私は一応、当主だから故郷にいてもいいって……」
「帰る気なのか?」
「全然そんな事、考えてないよ!
そんな先の事、考えられない……し……でも……」
「でも?」
「此処でも、守ってもらってばかりだし
やっぱりもう少し1人で頑張れるようにならなきゃいけないのかなって」
「……お前……」
「冬休み、1人で帰ってみようかな?
なんてね。

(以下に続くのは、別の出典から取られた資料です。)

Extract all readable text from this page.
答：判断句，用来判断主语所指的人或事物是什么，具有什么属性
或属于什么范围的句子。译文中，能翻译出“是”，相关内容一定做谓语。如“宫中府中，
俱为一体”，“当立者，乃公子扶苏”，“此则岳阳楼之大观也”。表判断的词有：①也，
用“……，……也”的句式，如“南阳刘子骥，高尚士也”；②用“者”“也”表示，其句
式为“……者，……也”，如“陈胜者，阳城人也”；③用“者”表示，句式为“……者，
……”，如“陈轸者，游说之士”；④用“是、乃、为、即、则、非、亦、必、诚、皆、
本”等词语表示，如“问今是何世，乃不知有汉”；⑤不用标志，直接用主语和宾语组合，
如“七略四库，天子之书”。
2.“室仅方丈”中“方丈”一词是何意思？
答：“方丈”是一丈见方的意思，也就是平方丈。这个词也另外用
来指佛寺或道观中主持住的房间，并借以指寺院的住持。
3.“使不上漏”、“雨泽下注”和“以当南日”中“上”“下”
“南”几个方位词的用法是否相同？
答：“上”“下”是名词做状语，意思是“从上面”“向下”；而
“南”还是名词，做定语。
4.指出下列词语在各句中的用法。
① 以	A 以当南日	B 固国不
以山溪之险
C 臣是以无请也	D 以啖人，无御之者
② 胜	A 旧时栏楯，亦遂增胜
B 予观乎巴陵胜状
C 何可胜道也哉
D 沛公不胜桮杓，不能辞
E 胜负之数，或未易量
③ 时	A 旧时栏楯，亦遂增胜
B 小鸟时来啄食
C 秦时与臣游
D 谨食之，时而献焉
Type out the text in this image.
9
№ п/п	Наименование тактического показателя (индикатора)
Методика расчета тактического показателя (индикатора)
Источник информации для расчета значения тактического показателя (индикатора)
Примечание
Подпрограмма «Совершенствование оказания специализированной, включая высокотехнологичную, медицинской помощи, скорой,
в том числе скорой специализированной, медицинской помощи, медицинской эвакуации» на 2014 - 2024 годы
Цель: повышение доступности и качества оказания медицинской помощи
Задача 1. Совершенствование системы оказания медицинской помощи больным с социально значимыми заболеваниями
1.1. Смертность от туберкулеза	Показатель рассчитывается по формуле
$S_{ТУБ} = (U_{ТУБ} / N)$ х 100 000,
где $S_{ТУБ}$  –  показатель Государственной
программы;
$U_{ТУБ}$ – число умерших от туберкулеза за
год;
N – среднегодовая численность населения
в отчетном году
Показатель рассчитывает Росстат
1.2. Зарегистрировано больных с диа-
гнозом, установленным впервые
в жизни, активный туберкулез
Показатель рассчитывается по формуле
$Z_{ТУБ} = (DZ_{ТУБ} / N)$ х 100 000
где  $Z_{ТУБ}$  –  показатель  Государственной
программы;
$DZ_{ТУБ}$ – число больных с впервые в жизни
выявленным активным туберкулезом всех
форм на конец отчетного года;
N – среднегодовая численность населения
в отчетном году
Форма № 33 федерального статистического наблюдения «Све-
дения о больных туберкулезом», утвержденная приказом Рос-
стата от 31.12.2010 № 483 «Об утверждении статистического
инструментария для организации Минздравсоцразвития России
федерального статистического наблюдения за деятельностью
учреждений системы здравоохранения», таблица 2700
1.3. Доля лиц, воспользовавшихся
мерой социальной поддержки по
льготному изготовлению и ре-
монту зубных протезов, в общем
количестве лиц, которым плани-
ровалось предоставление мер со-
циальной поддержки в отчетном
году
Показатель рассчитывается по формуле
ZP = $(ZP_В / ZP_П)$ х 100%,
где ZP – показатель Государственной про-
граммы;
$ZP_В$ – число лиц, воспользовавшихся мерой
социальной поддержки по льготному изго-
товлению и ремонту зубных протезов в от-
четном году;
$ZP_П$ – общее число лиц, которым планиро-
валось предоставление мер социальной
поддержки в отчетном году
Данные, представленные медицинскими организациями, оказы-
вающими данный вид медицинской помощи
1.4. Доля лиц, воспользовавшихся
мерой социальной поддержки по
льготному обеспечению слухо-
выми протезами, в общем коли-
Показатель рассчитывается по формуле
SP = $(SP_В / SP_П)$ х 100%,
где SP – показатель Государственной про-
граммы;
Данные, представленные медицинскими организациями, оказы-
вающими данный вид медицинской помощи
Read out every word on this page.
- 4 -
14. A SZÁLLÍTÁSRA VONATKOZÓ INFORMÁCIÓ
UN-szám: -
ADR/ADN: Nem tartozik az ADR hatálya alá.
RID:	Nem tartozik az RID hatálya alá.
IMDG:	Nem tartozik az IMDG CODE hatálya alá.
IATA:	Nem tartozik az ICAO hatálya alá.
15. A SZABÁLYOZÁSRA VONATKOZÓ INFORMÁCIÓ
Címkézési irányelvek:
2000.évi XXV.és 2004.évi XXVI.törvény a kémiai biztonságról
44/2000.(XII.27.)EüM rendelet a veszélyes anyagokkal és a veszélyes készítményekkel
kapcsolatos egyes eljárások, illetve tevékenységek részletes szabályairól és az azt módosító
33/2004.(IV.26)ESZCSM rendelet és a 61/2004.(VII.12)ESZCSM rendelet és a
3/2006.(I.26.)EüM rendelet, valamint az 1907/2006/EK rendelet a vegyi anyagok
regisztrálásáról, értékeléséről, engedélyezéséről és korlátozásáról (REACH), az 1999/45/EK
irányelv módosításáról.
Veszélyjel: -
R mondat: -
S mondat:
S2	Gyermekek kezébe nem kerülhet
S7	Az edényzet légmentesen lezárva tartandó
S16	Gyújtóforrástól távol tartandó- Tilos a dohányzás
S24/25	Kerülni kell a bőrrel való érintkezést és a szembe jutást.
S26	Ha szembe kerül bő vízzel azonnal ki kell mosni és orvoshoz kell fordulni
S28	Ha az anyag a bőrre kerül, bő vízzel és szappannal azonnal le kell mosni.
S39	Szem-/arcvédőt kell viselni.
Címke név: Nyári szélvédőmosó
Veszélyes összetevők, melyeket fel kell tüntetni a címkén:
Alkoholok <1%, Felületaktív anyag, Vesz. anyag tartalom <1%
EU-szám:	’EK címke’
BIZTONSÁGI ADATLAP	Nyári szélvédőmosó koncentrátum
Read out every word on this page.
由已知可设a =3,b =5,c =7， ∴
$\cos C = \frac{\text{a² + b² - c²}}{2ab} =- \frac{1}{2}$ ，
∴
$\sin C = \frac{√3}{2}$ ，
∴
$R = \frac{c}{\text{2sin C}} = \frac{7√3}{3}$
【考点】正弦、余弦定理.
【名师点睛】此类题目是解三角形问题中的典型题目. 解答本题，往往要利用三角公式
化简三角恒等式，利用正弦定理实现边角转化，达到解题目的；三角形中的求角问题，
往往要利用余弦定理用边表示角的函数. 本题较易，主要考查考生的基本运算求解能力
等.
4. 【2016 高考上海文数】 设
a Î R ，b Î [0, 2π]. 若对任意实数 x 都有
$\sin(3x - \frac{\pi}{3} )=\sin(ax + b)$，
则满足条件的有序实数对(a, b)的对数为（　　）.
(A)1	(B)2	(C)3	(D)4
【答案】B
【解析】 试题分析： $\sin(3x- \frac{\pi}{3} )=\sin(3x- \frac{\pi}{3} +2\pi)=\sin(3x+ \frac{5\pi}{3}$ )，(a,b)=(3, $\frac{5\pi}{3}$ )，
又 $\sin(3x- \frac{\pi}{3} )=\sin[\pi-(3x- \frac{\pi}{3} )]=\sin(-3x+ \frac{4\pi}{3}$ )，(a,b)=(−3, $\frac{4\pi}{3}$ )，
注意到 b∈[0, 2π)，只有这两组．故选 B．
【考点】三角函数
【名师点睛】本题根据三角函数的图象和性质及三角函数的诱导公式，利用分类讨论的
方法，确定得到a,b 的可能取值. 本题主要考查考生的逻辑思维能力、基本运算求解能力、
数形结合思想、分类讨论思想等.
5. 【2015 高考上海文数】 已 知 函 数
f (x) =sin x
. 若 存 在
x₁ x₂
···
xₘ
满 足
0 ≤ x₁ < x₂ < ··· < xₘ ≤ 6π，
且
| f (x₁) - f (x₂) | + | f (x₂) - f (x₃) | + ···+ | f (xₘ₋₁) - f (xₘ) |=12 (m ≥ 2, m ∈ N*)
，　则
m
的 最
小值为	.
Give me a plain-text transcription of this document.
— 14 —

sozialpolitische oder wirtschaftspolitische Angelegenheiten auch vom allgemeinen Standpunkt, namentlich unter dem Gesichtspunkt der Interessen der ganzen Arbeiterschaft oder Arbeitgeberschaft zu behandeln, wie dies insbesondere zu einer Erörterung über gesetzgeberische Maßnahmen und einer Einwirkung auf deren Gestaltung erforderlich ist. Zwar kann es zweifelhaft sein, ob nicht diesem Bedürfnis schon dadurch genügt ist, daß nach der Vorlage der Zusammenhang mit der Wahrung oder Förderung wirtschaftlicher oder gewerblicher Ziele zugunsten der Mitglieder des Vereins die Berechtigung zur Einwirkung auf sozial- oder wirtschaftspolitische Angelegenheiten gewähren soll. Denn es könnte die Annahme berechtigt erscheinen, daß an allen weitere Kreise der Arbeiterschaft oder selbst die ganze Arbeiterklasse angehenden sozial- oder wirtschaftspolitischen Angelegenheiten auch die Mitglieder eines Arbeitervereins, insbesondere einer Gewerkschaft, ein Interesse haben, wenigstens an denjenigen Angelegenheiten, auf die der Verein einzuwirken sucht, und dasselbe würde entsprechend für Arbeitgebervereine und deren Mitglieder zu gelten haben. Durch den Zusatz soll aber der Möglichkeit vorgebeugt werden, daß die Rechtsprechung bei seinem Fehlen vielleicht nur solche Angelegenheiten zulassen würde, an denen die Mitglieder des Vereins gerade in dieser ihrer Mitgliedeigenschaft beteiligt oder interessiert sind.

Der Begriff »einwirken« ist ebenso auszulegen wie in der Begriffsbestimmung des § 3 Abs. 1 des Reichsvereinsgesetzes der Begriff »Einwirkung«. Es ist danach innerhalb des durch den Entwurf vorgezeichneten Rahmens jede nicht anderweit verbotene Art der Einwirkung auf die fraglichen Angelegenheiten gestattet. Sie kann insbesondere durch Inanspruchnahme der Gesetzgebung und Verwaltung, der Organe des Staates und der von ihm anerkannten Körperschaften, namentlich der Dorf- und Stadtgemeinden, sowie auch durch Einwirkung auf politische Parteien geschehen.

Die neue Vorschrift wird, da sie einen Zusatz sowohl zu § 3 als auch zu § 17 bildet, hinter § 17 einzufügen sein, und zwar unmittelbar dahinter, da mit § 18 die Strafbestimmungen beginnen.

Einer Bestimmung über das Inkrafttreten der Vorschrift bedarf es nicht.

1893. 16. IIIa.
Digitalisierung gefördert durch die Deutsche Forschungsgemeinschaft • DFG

まだ大丈夫だったら!」
大丈夫というのは生きていれば、という意味だろう。
寒い風が校舎の窓をガタガタと揺らす。
「お前!!」
「きゃー!? 痛い!!」
椿のハーフツインテールをほどき、バリバリと梳かし始める佐伯ヶ原。
「バカ小猿が!!
いいな! 俺のコーディネート全部言うこと聞けよ!」
「えぇー!! いたっ!!
黒っぽくてレースとフリルのついてないのがいい!」
「ボケが!! そんなもんはババアになってから着ろ!!」
椿の叫びがアトリエに響き終わった夜。
雪がチラつくなか、
塾から帰宅した麗音愛は玄関のドアを開けようとすると
出てこようとした剣一にぶつかった。
「わ! 玲央か」
「今から出かけるの? ……女の子?」
「違うって!」
慌てながらも玄関に戻る剣一の後に麗音愛も入る。
「伊予奈さんが怪我したって連絡きたから行ってくる!」
「え!? 任務で!?」
「それが……加正寺琴音との稽古中らしい」
ゾクリと研修旅行で見た
黄蝶露が脳裏に鮮明に思い出された。
「加正寺さんが、あのサーベルで?」
「どう考えても、あんな素人の女の子が伊予奈さんに怪我させられるわけないんだけど……
伊予奈さんもあれで白夜の中では相当の手練だ」
「大丈夫なの?」
「だから今から……待て電話!
はい、はい……? いますけど、え!?
わかったとにかく行きますから!」
カバンを置き、コートを脱ごうとした麗音愛を剣一が止めた。
「お前も来いって!」
「伊予奈さんは心配だけど……俺が?」
「加正寺さんが、動揺しててって早く行くぞ!」
「どうして……」
「職権乱用、上からの命令!!
いいから来い!!伊予奈さんが心配だ。重症らしい」
緊張が走る。
重症――。
「椿は!?
椿に頼もう!!」
「!!
そうだ!!」
すぐに椿も駆けつけ
急いで剣一の車で病院へ向かう。
武十見から更に電話が来てワイヤレスイヤホンで話す剣一の声が変わっていった。
「剣一さん、伊予奈さんは……」
「思いたくはないが、最悪な結果もあるかもしれない……
……重体に……なったと……。
稽古をしているのは聞いていたんだが、俺が見るべきだった」
運転する剣一の顔が歪む。
「同化継承をできれば急げという話があったんだ……
継承候補者が相手なら……
……俺が察するべきだった」
「兄さん、こんな事誰にもわからないよ」
無情に止まる赤信号で、3人の息が詰まった。
「剣一さん……」
「……来年に結婚するんだ伊予奈さん。
椿ちゃん……頼む……助けてやってほしい」
初めて聞く、剣一の悲痛な声だった。
「はい、どんな事をしても必ず、必ず助けます」
それに応えた椿の声は
桃純家当主とした、凛とする光の声だった――。